How a Fat Tax Could Work


New research by Professor Kanishka Misra shows consumers pick the healthier option when they can see the price difference.

Policy makers have floated various forms of taxes on unhealthy foods as the obesity crisis shows no signs of abating. But there isn’t clear evidence on the effectiveness of so called “fat taxes” on changing consumption behavior.

New research by Michigan Ross Professor Kanishka Misra shows how a fat tax could work, and help consumers to make healthier consumption decisions. He and co-authors Romana Khan of Özyegin University’s graduate school of business in Turkey and Vishal Singh of New York University’s Stern School of Business accomplished this by taking a novel look at milk purchases.


Their paper, “Will a Fat Tax Work?,” was published in the journal Marketing Science.

Their results show that for a fat tax to nudge consumers to make healthier choices, they have to see the actual price difference on the shelf. The way milk is priced and produced allowed the researchers to see this behavior at work.

“We find that it’s really important for consumers to see the price difference right on the shelf, as opposed to a tax that’s tacked on at the checkout scanner,” says Misra, Sanford Robertson Assistant Professor of Business Administration and professor of marketing. “And we saw this in data from milk purchases, because of the unusual way it’s priced.”

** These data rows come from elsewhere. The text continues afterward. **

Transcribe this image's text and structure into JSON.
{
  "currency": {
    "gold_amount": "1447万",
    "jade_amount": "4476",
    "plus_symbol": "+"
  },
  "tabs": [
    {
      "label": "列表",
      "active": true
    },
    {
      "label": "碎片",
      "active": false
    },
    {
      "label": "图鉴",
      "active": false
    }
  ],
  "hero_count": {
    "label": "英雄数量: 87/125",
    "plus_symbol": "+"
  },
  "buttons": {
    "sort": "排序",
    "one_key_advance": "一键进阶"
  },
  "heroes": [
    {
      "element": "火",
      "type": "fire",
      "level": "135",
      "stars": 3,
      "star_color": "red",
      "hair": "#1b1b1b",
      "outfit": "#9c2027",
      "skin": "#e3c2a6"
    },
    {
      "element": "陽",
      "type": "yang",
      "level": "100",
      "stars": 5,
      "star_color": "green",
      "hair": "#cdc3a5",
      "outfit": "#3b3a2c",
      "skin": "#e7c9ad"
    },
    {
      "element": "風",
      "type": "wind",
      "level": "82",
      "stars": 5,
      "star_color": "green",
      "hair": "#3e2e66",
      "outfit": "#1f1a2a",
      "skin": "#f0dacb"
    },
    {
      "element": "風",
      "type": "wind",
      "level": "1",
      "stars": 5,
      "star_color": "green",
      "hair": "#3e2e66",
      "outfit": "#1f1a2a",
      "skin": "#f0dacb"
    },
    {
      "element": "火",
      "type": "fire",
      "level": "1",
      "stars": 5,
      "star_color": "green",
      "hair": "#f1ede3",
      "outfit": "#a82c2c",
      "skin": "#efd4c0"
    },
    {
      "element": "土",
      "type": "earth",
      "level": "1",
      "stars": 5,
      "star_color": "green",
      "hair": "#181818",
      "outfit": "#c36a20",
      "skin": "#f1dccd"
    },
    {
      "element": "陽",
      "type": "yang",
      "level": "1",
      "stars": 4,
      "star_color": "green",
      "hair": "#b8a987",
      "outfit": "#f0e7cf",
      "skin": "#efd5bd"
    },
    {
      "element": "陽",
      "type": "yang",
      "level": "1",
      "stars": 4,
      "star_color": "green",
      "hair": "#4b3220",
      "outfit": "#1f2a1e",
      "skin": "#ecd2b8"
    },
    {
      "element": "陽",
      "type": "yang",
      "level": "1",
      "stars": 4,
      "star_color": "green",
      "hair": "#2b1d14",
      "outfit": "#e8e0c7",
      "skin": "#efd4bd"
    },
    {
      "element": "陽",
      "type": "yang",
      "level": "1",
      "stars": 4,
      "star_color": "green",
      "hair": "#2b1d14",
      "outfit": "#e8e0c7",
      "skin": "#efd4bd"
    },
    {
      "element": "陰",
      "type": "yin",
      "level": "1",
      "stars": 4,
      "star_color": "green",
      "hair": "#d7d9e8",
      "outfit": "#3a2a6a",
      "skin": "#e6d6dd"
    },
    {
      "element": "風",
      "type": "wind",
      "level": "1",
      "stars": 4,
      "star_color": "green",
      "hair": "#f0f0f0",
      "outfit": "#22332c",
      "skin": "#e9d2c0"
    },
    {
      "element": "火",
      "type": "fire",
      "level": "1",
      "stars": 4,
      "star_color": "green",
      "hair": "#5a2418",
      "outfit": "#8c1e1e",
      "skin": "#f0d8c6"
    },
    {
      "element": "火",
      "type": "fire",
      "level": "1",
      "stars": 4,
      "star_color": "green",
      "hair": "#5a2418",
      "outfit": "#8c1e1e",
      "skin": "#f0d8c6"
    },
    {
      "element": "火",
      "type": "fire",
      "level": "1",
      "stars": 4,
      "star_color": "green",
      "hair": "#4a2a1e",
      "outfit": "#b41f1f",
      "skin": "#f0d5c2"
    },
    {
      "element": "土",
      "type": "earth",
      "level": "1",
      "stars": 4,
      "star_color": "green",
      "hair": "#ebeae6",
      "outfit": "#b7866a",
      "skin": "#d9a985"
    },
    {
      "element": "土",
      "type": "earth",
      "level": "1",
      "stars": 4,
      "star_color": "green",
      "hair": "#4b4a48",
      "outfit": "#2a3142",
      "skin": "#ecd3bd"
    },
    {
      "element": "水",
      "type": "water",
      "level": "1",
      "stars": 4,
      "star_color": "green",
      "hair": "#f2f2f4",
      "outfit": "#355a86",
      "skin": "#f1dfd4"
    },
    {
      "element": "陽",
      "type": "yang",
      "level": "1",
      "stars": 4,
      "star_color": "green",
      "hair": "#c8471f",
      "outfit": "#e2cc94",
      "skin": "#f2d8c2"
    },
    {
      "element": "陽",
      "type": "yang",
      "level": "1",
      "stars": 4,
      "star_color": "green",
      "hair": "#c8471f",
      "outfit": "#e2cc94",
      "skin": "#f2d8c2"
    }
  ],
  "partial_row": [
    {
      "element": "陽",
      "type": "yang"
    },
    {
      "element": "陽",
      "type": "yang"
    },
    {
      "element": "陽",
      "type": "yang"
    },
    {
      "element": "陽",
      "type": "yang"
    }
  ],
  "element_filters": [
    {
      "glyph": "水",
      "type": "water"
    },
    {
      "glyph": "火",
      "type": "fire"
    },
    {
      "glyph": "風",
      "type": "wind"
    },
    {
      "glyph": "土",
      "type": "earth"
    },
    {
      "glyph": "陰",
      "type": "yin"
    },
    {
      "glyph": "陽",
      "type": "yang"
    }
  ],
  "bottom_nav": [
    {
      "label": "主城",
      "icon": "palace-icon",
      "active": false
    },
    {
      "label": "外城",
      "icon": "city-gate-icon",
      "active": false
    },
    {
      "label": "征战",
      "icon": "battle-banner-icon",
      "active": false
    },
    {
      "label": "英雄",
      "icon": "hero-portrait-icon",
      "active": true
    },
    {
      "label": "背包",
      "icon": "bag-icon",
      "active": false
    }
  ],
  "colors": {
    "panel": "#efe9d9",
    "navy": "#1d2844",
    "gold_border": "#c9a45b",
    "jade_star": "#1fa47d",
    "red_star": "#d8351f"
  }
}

Due to the way milk is processed, the more the fat content in milk the higher the cost. Therefore, whole is the most expensive, followed by 2 percent, 1 percent, and fat-free is the least expensive.

In some states retailers follow this pricing structure, where whole milk is on average 5 percent more expensive than 2 percent milk (variable pricing), and in other states, all varieties are the same price (flat pricing). Importantly, they found no demographic differences between stores with the two different pricing schemes. That gave the researchers a natural quasi-experiment.

Studying six years of milk purchase data, they noticed that stores with variable pricing have lower whole milk share and higher 2 percent milk shares when compared to stores with flat pricing.

“Even a small difference in price, 10 to 15 cents, is enough to make consumers switch,” Misra says. “Most people didn’t pick the cheapest option, but they do move down to one with lower fat content.” Importantly, the effect was highest in lower-income areas, where obesity is a more of a problem.

Misra says this can be duplicated in other food categories that have higher fat or higher calorie varieties next to healthier options — chips (fried vs. baked), and gum (sugar-free vs. sugar).

“A selective tax mechanism that lowers the relative prices of healthier options, and is reflected on the shelf, can serve as an effective health policy tool in the efforts to control obesity,” Misra says.

One worry about a fat tax would be a negative effect on retailers. Store sales are likely to suffer if consumers are encouraged to switch to lower-cost options. Misra says part of a fat tax could include a subsidy for healthier products. This could nudge consumers to make healthier decisions while keeping retailers’ revenue neutral.

“Our objective was to help policymakers have good empirical evidence that these sorts of price nudges can work, and how they work,” Misra says.